Par contre, le Dieu devant qui s'abaisse le publicain, à qui il n'a à présenter que sa misère et son péché, c'est celui que Jésus présente depuis le début de sa mission ; bien plus, c'est celui qu'il représente dans tous ses comportements, dans toutes ses rencontres, dans toutes ses attitudes. Devant ce Dieu, on n'a rien à présenter, car il ne tient pas compte – il n'est pas comptable – de ce que nous faisons, aussi bien en positif qu'en négatif, Il est celui qui donne et qui pardonne, c'est-à-dire qu'il donne abondamment. Un point c'est tout. Dieu miséricordieux, c'est-à-dire qu'il ouvre largement son cœur à la misère des pauvres humains.
Faux-sens
L'introduction et la conclusion de cette parabole ont de quoi en fausser l'interprétation. Cela arrive quelquefois dans les évangiles qui, avant d'être rédigés dans leur forme actuelle, ont connu quelques remaniements, soit de l'auteur, soit de ceux qui, plus tard les ont transmis (ou même trahis). C'est le cas ici. Luc (ou ses successeurs) mettent en préambule ces mots : « Jésus dit une parabole pour certains hommes qui étaient convaincus d’être justes et qui méprisaient tous les autres », et à la fin, cette conclusion : « Qui s'élève sera abaissé, qui s'abaisse sera élevé. » Or il ne s'agit absolument pas, ici, d'une leçon de morale. Vous pensez bien que Jésus n'est pas venu sur terre pour vous faire la morale. Il est venu essentiellement pour nous dire qui est Dieu, et en conséquence – mais en conséquence seulement - comment il fallait nous comporter envers lui et envers les autres.

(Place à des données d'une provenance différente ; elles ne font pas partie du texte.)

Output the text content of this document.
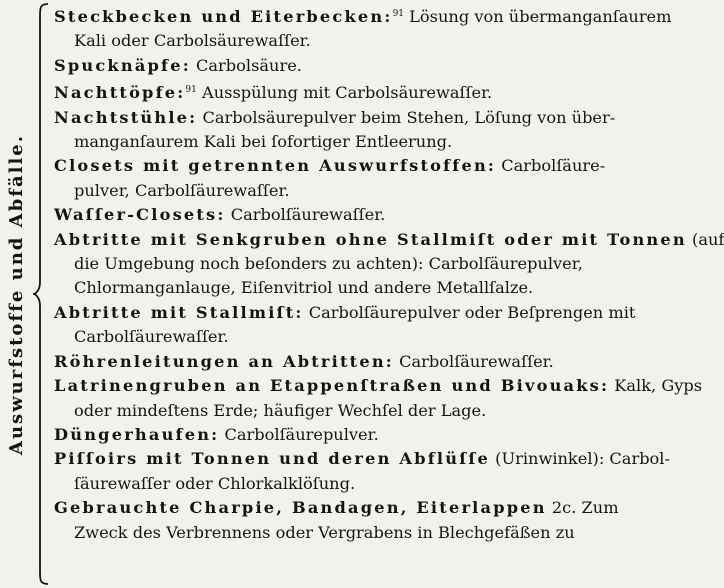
Auswurfstoffe und Abfälle.

Steckbecken und Eiterbecken:$^{91}$ Lösung von übermanganſaurem
Kali oder Carbolsäurewaſſer.

Spucknäpfe: Carbolsäure.

Nachttöpfe:$^{91}$ Ausspülung mit Carbolsäurewaſſer.

Nachtstühle: Carbolsäurepulver beim Stehen, Löſung von über-
manganſaurem Kali bei ſofortiger Entleerung.

Closets mit getrennten Auswurfstoffen: Carbolſäure-
pulver, Carbolſäurewaſſer.

Waſſer-Closets: Carbolſäurewaſſer.

Abtritte mit Senkgruben ohne Stallmiſt oder mit Tonnen (auf
die Umgebung noch beſonders zu achten): Carbolſäurepulver,
Chlormanganlauge, Eiſenvitriol und andere Metallſalze.

Abtritte mit Stallmiſt: Carbolſäurepulver oder Beſprengen mit
Carbolſäurewaſſer.

Röhrenleitungen an Abtritten: Carbolſäurewaſſer.

Latrinengruben an Etappenſtraßen und Bivouaks: Kalk, Gyps
oder mindeſtens Erde; häufiger Wechſel der Lage.

Düngerhaufen: Carbolſäurepulver.

Piſſoirs mit Tonnen und deren Abflüſſe (Urinwinkel): Carbol-
ſäurewaſſer oder Chlorkalklöſung.

Gebrauchte Charpie, Bandagen, Eiterlappen 2c. Zum
Zweck des Verbrennens oder Vergrabens in Blechgefäßen zu
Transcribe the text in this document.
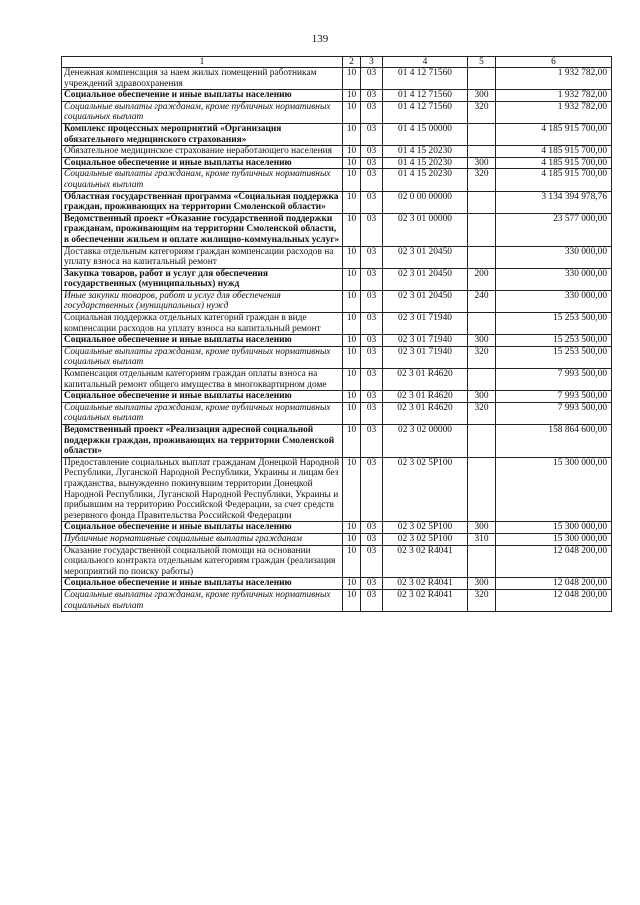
139
1	2	3	4	5	6
Денежная компенсация за наем жилых помещений работникам учреждений здравоохранения	10	03	01 4 12 71560		1 932 782,00
Социальное обеспечение и иные выплаты населению	10	03	01 4 12 71560	300	1 932 782,00
Социальные выплаты гражданам, кроме публичных нормативных социальных выплат	10	03	01 4 12 71560	320	1 932 782,00
Комплекс процессных мероприятий «Организация обязательного медицинского страхования»	10	03	01 4 15 00000		4 185 915 700,00
Обязательное медицинское страхование неработающего населения	10	03	01 4 15 20230		4 185 915 700,00
Социальное обеспечение и иные выплаты населению	10	03	01 4 15 20230	300	4 185 915 700,00
Социальные выплаты гражданам, кроме публичных нормативных социальных выплат	10	03	01 4 15 20230	320	4 185 915 700,00
Областная государственная программа «Социальная поддержка граждан, проживающих на территории Смоленской области»	10	03	02 0 00 00000		3 134 394 978,76
Ведомственный проект «Оказание государственной поддержки гражданам, проживающим на территории Смоленской области, в обеспечении жильем и оплате жилищно-коммунальных услуг»	10	03	02 3 01 00000		23 577 000,00
Доставка отдельным категориям граждан компенсации расходов на уплату взноса на капитальный ремонт	10	03	02 3 01 20450		330 000,00
Закупка товаров, работ и услуг для обеспечения государственных (муниципальных) нужд	10	03	02 3 01 20450	200	330 000,00
Иные закупки товаров, работ и услуг для обеспечения государственных (муниципальных) нужд	10	03	02 3 01 20450	240	330 000,00
Социальная поддержка отдельных категорий граждан в виде компенсации расходов на уплату взноса на капитальный ремонт	10	03	02 3 01 71940		15 253 500,00
Социальное обеспечение и иные выплаты населению	10	03	02 3 01 71940	300	15 253 500,00
Социальные выплаты гражданам, кроме публичных нормативных социальных выплат	10	03	02 3 01 71940	320	15 253 500,00
Компенсация отдельным категориям граждан оплаты взноса на капитальный ремонт общего имущества в многоквартирном доме	10	03	02 3 01 R4620		7 993 500,00
Социальное обеспечение и иные выплаты населению	10	03	02 3 01 R4620	300	7 993 500,00
Социальные выплаты гражданам, кроме публичных нормативных социальных выплат	10	03	02 3 01 R4620	320	7 993 500,00
Ведомственный проект «Реализация адресной социальной поддержки граждан, проживающих на территории Смоленской области»	10	03	02 3 02 00000		158 864 600,00
Предоставление социальных выплат гражданам Донецкой Народной Республики, Луганской Народной Республики, Украины и лицам без гражданства, вынужденно покинувшим территории Донецкой Народной Республики, Луганской Народной Республики, Украины и прибывшим на территорию Российской Федерации, за счет средств резервного фонда Правительства Российской Федерации	10	03	02 3 02 5P100		15 300 000,00
Социальное обеспечение и иные выплаты населению	10	03	02 3 02 5P100	300	15 300 000,00
Публичные нормативные социальные выплаты гражданам	10	03	02 3 02 5P100	310	15 300 000,00
Оказание государственной социальной помощи на основании социального контракта отдельным категориям граждан (реализация мероприятий по поиску работы)	10	03	02 3 02 R4041		12 048 200,00
Социальное обеспечение и иные выплаты населению	10	03	02 3 02 R4041	300	12 048 200,00
Социальные выплаты гражданам, кроме публичных нормативных социальных выплат	10	03	02 3 02 R4041	320	12 048 200,00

Qui est Dieu ? Certainement pas le Dieu des Pharisiens qui avait établi un certain nombre de lois. Un peu comme des recettes qu'il suffisait d'appliquer pour que votre salut soit assuré. Pour le pharisien, si vous aviez fait tout ce qui vous était commandé, vous aviez droit à ce qui avait été promis. Par contre, le Dieu du publicain, c'est-à-dire le Dieu de Jésus, n'est pas un Dieu qu'on peut acheter, même pas avec une vie vertueuse. C'est le Miséricordieux, celui qui a vraiment pitié des pauvres hommes que nous sommes tous, les uns et les autres.
Vous voulez être un juste ? Vous ne le pouvez pas par vous-même. Mais vous pouvez être justifié, gracié, sauvé. Il suffit de déclarer sincèrement dans sa prière « Je suis pécheur, Seigneur et je le reconnais. Prends pitié de moi. »
Ce qui n'est pas si facile que cela ! Nous sommes tellement conscients et jaloux de nos droits ! Or, il est déconcertant d'apprendre que nous n'avons aucun droit à faire valoir auprès de Dieu. Pas question de faire les malins. Tout vient de lui. Pas comme récompense de quelconques mérites de notre part, mais comme démonstration de sa tendresse, de sa bonté, de son amour paternel. Un point c'est tout.